Seseorang yang menyadari bahwa dirinya bodoh, tentu saja akan selalu berusaha untuk belajar terus- menerus dengan tidak pernah mengenal rasa puas, karena ia akan terus mencari kebodohan- kebodohan yang ada didalam dirinya. Ia menyadari betul perintah tuhannya- Alloh SWT- dalam Q.S Hud: 46 :”Sesungguhnya Aku (Alloh SWT) memperingatkan kepadamu supaya kamu jangan termasuk orang- orang yang tidak berpengetahuan”. Maupun nasehat Rasulullah SAW agar menjadi seorang pembelajar sejati karena menuntut ilmu adalah wajib hukumnya bagi mukmin laki- laki dan perempuan dari detik kelahiran hingga detik kematian.
Ketika proses belajar seseorang terhenti, maka seseorang tersebut tidak akan tumbuh dan berkembang. Mempelajari hal yang baru akan membuat seseorang tampil dinamis. Kekuatan intelektual, kekuatan jiwa dan kekuatan perasaan akan melekat pada seorang guru, hingga seorang guru ucapan dan nasehatnya singkat tapi padat (ijaz) dan bisa dipertanggung jawabkan serta tepat sasaran. Ucapannya dapat dipahami oleh orang awam dan bisa dinikmati oleh para cerdik pandai. Itulah nilai tarbawiyah (pembelajaran) yang telah dicontohkan oleh Rasulullah SAW, karena seorang guru adalah manajer terlatih yang mengelola pusat belajar dan disini seorang guru bertindak sebagai mentor.
Komitmen Belajar
Seorang guru tentulah paham betul dengan sabda rasulullah SAW .: “Jika Alloh SWT memberi hidayah kepada seseorang melalui dirimu, itu lebih baik bagimu daripada harta yang banyak” (H.R. Bukhari, Muslim, Ahmad). Tanpa memiliki ilmu pengetahuan, mana mungkin seorang guru bisa menjadi perantara hidayah bagi para muridnya.

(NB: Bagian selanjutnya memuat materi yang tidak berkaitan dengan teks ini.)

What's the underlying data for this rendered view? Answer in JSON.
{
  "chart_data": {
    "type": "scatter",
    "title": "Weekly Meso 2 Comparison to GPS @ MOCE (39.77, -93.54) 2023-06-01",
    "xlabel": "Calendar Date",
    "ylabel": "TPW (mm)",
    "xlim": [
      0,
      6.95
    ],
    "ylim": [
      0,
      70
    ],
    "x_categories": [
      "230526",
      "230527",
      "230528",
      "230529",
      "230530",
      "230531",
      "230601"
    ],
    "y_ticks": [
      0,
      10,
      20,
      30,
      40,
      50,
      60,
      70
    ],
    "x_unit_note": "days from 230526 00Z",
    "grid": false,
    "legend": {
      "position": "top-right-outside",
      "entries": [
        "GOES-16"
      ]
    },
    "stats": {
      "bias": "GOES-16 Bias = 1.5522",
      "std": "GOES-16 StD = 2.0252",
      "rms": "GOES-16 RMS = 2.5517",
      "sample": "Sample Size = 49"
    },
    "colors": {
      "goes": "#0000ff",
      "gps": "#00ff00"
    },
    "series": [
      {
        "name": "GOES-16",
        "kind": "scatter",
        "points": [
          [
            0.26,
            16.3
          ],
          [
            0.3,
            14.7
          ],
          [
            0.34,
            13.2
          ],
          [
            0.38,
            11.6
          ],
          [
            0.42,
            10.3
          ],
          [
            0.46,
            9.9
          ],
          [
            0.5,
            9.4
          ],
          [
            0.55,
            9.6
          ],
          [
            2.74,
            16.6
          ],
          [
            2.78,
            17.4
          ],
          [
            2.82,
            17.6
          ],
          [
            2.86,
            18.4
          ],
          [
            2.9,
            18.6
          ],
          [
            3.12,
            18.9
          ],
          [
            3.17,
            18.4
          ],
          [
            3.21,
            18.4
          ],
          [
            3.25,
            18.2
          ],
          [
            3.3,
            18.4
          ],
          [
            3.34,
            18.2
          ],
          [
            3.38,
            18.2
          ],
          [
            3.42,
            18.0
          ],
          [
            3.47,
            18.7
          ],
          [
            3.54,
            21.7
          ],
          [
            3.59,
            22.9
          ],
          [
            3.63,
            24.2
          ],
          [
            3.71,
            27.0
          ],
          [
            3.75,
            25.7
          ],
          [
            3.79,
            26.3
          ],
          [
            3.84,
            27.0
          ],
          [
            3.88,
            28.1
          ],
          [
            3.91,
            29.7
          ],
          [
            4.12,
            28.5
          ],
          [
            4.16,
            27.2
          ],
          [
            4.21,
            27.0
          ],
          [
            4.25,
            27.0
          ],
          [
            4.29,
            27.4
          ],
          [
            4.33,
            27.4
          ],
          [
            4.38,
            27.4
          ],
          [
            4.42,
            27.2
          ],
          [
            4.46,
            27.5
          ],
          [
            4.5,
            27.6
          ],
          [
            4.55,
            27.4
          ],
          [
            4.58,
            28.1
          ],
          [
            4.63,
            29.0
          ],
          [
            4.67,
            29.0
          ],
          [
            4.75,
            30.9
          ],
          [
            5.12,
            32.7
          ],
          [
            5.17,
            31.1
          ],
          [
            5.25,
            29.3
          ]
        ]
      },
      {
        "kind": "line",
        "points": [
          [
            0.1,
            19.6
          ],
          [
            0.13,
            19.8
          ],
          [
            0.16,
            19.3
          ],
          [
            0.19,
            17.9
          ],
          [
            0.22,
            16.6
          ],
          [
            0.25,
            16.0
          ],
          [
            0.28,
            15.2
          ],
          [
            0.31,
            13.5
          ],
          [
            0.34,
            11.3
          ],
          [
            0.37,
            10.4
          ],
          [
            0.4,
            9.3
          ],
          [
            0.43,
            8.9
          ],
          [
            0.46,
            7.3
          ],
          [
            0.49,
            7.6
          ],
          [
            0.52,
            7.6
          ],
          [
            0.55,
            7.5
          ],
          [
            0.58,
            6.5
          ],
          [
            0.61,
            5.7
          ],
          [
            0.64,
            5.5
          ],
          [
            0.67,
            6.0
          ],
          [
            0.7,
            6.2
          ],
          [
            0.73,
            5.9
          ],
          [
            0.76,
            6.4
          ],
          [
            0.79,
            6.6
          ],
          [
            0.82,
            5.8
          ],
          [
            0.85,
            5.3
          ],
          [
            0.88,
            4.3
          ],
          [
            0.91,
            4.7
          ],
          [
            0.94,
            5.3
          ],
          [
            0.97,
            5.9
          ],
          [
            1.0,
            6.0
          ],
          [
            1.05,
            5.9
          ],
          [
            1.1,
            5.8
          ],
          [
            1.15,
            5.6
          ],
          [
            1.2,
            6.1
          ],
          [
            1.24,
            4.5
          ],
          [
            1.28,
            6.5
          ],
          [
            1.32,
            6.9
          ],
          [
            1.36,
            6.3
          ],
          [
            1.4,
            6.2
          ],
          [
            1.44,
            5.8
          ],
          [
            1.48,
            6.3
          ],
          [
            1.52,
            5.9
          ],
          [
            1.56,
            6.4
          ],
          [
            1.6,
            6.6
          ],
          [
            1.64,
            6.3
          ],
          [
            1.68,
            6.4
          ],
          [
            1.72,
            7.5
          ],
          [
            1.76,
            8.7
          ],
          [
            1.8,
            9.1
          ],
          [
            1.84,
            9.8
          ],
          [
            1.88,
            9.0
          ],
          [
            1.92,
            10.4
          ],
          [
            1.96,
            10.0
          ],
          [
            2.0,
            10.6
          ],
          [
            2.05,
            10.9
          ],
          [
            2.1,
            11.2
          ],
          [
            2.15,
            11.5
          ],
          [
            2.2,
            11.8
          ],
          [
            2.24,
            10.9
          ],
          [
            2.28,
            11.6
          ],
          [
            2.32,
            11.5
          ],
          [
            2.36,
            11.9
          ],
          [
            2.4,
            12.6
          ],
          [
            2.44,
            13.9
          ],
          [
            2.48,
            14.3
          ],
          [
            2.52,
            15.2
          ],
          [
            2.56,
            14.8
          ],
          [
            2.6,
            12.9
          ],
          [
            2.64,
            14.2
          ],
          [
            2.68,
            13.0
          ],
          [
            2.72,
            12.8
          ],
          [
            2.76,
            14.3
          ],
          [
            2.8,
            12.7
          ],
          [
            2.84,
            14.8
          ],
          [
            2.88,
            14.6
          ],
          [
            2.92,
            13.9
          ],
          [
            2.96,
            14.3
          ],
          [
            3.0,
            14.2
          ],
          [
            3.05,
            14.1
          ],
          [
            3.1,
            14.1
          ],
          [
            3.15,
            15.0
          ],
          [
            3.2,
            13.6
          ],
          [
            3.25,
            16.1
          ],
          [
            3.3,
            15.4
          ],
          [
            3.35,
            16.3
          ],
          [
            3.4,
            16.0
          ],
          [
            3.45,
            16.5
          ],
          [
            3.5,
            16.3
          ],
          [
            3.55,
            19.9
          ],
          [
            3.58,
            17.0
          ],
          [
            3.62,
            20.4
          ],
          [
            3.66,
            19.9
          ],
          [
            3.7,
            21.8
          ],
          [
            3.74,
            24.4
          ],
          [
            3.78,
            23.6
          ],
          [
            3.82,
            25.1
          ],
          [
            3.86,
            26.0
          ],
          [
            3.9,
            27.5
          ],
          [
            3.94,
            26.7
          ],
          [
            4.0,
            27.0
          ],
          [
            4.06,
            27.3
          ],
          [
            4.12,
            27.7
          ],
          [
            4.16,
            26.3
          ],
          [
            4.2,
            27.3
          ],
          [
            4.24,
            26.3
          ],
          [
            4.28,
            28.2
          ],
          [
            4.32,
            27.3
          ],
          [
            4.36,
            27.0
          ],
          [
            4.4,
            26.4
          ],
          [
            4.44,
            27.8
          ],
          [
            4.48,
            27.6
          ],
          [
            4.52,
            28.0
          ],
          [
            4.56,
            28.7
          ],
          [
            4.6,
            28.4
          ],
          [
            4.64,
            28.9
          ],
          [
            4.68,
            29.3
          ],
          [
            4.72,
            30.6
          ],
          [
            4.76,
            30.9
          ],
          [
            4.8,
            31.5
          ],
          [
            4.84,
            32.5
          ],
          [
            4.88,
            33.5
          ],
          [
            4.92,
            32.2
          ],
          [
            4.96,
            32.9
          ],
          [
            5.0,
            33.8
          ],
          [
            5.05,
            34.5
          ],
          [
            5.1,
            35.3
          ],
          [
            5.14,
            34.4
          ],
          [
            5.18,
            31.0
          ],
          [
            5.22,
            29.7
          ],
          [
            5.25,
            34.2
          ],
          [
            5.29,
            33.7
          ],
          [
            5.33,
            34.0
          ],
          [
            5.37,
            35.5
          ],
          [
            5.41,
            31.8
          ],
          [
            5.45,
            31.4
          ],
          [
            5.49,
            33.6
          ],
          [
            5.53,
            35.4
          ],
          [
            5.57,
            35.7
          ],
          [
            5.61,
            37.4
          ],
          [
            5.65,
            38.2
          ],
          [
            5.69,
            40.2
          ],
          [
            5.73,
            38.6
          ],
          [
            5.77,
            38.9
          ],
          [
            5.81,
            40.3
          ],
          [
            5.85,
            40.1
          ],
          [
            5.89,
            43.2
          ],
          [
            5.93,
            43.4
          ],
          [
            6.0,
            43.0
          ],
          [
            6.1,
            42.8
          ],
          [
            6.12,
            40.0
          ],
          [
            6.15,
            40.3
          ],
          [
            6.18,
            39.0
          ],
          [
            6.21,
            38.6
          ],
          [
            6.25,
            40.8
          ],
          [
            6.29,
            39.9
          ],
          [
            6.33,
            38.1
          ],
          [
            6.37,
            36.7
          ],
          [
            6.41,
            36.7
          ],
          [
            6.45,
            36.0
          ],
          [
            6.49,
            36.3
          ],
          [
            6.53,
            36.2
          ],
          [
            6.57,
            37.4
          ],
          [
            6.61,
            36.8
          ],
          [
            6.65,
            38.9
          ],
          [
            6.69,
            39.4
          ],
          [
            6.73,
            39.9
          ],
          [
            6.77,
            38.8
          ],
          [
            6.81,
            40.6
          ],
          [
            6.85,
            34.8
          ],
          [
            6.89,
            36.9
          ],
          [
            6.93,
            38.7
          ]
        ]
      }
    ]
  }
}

Tom Massey dalam buku Ten Commitments For Men, mengungkapkan satu alasan mengapa belajar menjadi sangat penting adalah bahwa belajar akan menjadikan seseorang mampu menghadapi perubahan dengan positif dan produktif. Ketika terjadi perubahan, seseorang mempunyai dua pilihan: korban perubahan atau menjadi agen perubahan.
Menurut profesi dan tanggung jawabnya, guru adalah agen perubahan, namun bisa saja terjebak menjadi korban perubahan apabila seorang guru tidak memperbaiki dirinya. Konsep belajar dalam Islam untuk mencari ilmu pengetahuan diawali dengan metode yang sangat sederhana dan mudah dilakukan, yaitu iqro’ (membaca/ bacalah), karena Alloh SWT memberikan pengajaran pada manusia dengan perantaraan baca tulis (Q.S. Al-Alaq:4).
Melalui membaca, seseorang menjadi tahu, terbuka dan bijaksana. Apa yang harus dibaca ? jawabnya adalah segala hal yang positif yang bisa membuat seseorang menjadi tercerahkan. Bisa membaca Al-Qur’an, As-Sunnah, Al-Kaun (alam semesta), buku, maupun diri kita pribadi. Semoga saja seorang guru tidak termasuk golongan manusia yang telah disebutkan dalam Al-Qur’an, yaitu golongan manusia yang mempunyai hati tetapi tidak untuk memahami, mempunyai mata tidak untuk melihat dan mempunyai telinga tidak untuk mendengar, sehingga tidak ubahnya seperti binatang ternak. Bahkan lebih sesat lagi, mereka itulah orang- orang yang lalai (Q.S. Al-A’raf:179). Sebaliknya, semoga seorang guru termasuk golongan manusia yang menjadikan pendengaran, penglihatan dan hati yang telah diberikan oleh Alloh SWT untuk bersyukur (Q.S. An-Nahl:78)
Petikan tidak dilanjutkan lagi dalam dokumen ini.